L'Exil, roman (96)
Le vent soufflait de la mer Noire avec une âpreté hivernale. Il charriait du sel, de la poussière et parfois des cris de mouettes qui se perdaient dans les bourrasques. Les maisons de Tomis, bâties à la hâte, faites de bois, de torchis et de pierre grossière, semblaient se tasser les unes contre les autres comme pour se défendre d’un ennemi invisible. La palissade de pieux, hérissée, penchait par endroits, et l’on y avait récemment ajouté des renforts maladroits. Chaque soir, des sentinelles, choisies parmi les citoyens eux-mêmes, se tenaient près des portes, les yeux fixés sur l’horizon des steppes.
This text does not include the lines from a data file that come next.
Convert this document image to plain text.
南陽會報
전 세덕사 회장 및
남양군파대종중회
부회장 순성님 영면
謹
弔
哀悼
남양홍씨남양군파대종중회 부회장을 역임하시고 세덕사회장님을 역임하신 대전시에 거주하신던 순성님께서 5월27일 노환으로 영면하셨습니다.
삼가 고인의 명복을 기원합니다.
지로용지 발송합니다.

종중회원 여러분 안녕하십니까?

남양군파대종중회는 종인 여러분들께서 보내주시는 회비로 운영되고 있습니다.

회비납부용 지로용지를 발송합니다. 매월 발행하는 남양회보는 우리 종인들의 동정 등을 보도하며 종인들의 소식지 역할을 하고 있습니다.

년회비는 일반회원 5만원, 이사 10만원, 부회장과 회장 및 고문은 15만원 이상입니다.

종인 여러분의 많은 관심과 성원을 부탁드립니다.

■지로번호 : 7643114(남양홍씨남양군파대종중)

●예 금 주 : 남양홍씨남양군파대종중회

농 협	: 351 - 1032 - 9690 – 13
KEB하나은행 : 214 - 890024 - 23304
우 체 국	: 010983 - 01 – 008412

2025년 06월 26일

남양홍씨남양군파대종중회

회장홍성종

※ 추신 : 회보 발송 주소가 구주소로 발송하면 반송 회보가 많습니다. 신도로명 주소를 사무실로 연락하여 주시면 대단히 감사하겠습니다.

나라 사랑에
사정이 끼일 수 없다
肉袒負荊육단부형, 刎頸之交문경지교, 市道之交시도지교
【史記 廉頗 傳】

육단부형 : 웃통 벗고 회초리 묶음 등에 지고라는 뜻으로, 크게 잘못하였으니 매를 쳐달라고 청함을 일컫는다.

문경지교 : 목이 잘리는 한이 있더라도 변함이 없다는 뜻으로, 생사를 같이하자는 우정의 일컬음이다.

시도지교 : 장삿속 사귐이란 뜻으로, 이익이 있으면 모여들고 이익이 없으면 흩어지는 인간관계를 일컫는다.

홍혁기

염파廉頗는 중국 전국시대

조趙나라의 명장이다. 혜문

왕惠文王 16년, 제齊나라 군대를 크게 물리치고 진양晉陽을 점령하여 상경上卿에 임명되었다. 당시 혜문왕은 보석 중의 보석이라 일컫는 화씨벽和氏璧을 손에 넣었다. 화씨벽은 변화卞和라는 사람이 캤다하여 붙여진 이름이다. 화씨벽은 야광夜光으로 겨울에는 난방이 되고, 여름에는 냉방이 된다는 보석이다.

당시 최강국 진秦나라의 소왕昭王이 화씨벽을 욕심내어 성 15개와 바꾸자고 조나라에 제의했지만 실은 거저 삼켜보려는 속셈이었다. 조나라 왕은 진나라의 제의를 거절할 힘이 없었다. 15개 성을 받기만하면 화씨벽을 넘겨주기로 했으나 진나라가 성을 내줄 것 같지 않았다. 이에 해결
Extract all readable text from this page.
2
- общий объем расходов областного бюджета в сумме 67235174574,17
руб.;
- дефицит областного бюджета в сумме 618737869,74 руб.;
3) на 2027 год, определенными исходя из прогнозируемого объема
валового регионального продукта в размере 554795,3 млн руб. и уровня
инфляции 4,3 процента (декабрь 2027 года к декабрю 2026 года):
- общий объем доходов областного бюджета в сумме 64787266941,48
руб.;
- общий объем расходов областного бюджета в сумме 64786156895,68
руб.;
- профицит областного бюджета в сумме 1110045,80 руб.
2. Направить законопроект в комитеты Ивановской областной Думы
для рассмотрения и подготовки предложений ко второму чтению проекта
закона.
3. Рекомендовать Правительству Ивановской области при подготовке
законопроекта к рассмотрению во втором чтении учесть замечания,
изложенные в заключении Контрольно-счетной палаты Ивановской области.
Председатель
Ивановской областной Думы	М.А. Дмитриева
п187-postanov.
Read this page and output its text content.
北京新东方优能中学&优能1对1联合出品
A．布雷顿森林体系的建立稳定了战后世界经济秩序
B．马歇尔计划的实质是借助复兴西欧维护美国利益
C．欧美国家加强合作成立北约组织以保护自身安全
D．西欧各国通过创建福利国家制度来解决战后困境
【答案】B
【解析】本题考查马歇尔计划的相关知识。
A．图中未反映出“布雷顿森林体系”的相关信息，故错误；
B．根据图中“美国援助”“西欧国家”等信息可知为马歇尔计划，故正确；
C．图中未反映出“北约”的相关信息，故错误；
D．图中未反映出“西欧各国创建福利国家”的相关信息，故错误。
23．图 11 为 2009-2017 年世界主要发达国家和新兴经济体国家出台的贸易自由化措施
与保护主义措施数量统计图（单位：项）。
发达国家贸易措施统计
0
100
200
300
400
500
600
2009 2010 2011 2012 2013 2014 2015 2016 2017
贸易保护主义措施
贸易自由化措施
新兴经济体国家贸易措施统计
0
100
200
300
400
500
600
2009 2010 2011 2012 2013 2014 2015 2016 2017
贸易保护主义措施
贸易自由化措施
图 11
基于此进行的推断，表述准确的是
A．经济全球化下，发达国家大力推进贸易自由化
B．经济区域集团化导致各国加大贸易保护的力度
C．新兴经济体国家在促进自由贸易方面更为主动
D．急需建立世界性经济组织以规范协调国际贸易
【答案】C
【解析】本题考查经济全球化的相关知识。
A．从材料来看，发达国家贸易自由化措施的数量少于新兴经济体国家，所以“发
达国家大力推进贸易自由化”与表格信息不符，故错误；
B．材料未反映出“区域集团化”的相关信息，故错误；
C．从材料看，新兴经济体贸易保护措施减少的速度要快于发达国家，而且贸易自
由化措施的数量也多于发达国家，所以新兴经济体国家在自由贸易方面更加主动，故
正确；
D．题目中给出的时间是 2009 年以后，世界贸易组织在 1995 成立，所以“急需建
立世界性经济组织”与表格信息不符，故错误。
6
Ovide, enveloppé dans un manteau de laine épaisse qui n’arrêtait pas le froid, marchait dans les ruelles boueuses. Il observait cette cité où il devait finir ses jours, loin de Rome, loin des marbres polis et des jardins parfumés. Ici, les visages étaient fermés, tannés par le vent, marqués par la peur. Les enfants eux-mêmes se taisaient dès que leurs mères les regardaient. Chaque bruit extérieur — hennissement, cliquetis de métal, aboiement — faisait tourner les têtes.
Dans la place du marché, quelques hommes s’étaient rassemblés. Leur langue rude et gutturale résonnait, mêlée parfois au latin que tous parlaient plus ou moins. Le chef de la garnison, un vétéran au visage balafré, expliquait avec des gestes brusques :
— Les Gètes rôdent encore à deux journées de marche. Ils n’attendront pas le printemps. Ils connaissent nos faiblesses.
Un vieillard, courbé, répliqua d’une voix chevrotante :
— Nous n’avons ni murailles solides, ni troupes suffisantes. Nos récoltes sont maigres, nos greniers presque vides. Comment résisterons-nous ?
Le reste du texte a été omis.